Location
- Bhopal, Madhya Pradesh 462021 India 23°13′45″N 77°28′49″E﻿ / ﻿23.229142°N 77.480170°E

Information
- Motto: God is My Strength
- Patron saint: Francis Xavier
- Established: 1982; 44 years ago
- Founder: Late. Dr. Eugene D'Souza
- Principal: Fr. Leo Babu
- Language: English
- Houses: Red, Green, Blue, Yellow
- Affiliation: C.B.S.E.
- Website: St. Xavier's Bhopal

= St. Xavier's School, Bhopal =

St. Xavier's Senior Secondary Co-Ed School is a co-ed school in Bhopal, Madhya Pradesh. It is affiliated to Central Board of Secondary Education and is located in the Barkheda area in Bhopal. The school is managed by the Archdiocese of Bhopal, under the Chairmanship of the Archbishop Rev. Alangaram Arokia Sebastin Durairaj, SVD.

== History ==
St. Xavier's School is named after St. Francis Xavier, who is regarded as the Patron Saint of the School. It was founded in the year 1982, by the- then Archbishop of Bhopal Archdiocese, Late Dr. Eugene D'Souza. The school was initially a boys' school (called St. Xavier's Boys High School), but in 1992, it became a Co-Educational institute, under Late Father Samuel Kavil's leadership.

The school was part of the Board of Education, Madhya Pradesh. It was then affiliated with the C.B.S.E. in 1998.

== Infrastructure and facilities ==
St. Xavier's School's campus is situated in Berkheda, Bhopal. The campus consists of classrooms, laboratories, a general assembly area with a full-sized stage, an auditorium, a sports arena, staff and student parking areas, the office and the main gate. The school has numerous laboratories to help students in their learning experience. The school's library contains over 2000 books and electronic media. The school has an Infirmary providing medical assistance and a Counselling Service to help and guide students.

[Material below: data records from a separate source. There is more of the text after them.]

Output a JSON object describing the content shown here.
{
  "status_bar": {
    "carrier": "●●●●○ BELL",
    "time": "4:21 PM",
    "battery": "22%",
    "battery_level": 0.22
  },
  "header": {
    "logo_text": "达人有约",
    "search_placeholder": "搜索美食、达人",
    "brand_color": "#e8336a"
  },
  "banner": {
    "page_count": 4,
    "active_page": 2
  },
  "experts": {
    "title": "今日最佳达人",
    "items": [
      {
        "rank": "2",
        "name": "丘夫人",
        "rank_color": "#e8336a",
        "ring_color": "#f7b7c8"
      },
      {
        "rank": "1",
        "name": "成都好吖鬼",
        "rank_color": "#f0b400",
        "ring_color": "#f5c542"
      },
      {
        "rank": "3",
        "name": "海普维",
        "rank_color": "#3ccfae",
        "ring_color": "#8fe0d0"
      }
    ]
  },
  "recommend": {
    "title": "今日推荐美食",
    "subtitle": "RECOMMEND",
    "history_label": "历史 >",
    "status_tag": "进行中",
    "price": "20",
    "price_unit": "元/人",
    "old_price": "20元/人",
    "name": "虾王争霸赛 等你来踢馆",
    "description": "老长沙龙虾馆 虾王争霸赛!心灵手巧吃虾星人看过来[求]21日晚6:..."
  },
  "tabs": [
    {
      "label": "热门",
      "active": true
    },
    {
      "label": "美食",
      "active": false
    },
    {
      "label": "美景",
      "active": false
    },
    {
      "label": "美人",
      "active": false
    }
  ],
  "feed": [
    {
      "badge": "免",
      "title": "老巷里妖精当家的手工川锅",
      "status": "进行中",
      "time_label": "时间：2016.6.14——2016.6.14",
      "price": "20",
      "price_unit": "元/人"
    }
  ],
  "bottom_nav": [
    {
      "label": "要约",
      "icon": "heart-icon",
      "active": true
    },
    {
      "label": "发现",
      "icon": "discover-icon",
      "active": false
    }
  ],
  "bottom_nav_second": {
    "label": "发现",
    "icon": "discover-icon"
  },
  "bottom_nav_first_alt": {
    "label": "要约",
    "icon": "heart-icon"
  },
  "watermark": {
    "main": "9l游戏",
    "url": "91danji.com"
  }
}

Apart from academics, the school also provides a number of co-curricular and extra-curricular activities. The school has N.C.C. Cadets to inculcate a feeling of patriotism in the students.

== Houses and the cabinet ==
A House-System is present in the school to impart competitiveness in the students. The student body is divided into 4 houses, signified by 4 colors:
- Red House - Motto: 'Love is the synonym of Sacrifice'
- Green House - Motto: 'We believe in Development'
- Blue House - Motto: 'Sky is the Limit'
- Yellow House - Motto: 'We are the rising Sun'
Each house is led by a House Captain and a Vice Captain, chosen from among the students via an annual school cabinet selection procedure, which is primarily based on the student's overall performance in the preceding years. The cabinet as a whole is led by The Head-Boy and The Head-Girl, along with Cultural, Discipline and Sports Ministers.

== Staff and management ==

A staff of around 200 members consists of teachers specialising in senior and junior subjects, sports, office activities, and medical skills. The school also facilitates in the additional training for the staff members. Regular Parent-Teacher meetings are held to update the parents on student's progress and provide feedback.

== Other activities ==
St. Xavier's School hosts a variety of annual event for the parents & the students. These events include the Annual Day Functions, Sports Days, Science/Arts Exhibitions & School Fetes. The school also has an active alumni group, St. Xavier's Alumni Welfare Association (SAWA), who regularly organise reunions.